目を覚ました女性が男性に「触りましたよね…」と言う
シナリオは作っていない
ただ、「世間の反応を見るため」という意図がすべてというわけでもなさそうだ。三野龍一氏はこう続ける。
「この作品は実際の事件を題材にしたわけではありません。シナリオも作りませんでした。現場に入って、役者の皆さんと話をしながら、状況や動きを決めていきました。だからこそ視聴者は自分の頭の中にある『痴漢冤罪らしさ』とこの作品を照らし合わせて、『リアルだ』と感じてくれたのかもしれません」
動画の中では、近くにいただけで状況をよく把握していない人間が介入することで、事態はどんどん悪化していく。三野龍一氏は、その様子が、「今の状況に似ている」と語る。

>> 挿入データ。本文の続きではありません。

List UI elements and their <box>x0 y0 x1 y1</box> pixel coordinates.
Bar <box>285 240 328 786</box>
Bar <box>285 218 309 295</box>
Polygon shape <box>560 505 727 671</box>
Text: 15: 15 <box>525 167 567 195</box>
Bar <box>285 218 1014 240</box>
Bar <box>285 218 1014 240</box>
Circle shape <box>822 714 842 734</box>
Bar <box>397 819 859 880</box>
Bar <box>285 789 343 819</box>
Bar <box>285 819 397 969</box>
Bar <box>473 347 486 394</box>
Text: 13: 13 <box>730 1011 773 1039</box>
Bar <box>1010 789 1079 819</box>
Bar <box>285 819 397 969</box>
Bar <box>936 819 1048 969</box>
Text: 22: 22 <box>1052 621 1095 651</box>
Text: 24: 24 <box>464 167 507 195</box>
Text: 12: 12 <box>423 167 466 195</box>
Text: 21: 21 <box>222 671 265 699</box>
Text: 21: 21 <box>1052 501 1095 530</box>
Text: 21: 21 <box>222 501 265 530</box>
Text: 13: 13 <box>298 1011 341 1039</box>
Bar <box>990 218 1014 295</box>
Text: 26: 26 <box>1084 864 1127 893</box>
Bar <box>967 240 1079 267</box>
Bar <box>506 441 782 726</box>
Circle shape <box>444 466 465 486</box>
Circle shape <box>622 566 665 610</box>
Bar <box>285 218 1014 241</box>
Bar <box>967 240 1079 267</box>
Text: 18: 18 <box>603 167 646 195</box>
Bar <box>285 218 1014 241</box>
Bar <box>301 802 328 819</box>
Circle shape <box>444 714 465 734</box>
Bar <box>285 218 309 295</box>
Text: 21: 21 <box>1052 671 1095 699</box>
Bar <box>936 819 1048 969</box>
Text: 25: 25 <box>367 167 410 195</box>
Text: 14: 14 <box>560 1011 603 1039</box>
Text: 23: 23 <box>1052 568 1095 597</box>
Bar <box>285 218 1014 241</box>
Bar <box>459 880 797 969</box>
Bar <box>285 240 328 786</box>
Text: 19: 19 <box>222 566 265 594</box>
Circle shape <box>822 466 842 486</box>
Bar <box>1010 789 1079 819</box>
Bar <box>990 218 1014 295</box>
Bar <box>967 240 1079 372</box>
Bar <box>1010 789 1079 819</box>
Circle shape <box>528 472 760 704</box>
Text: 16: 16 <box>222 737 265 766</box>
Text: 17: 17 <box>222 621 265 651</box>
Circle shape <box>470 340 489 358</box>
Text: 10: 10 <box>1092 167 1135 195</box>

「この動画を巡っては騒ぎが騒ぎを呼んでいる印象があります。それは、動画の中で表現した電車内の状況とそっくりに感じられます。とはいえ、作品の性質上、こうした事態は予想できていたので、主演の女優さんには、『フィクションとノンフィクションの区別がつかない人から悪者扱いされる可能性もあるかもしれない』と事前に説明はしました」
拡散され続ける動画『痴漢冤罪』を見て、人は何を感じるのかを制作者側がコントロールすることはできない。しかし、これをきっかけに痴漢や冤罪について考える機会を得た人は多いだろう。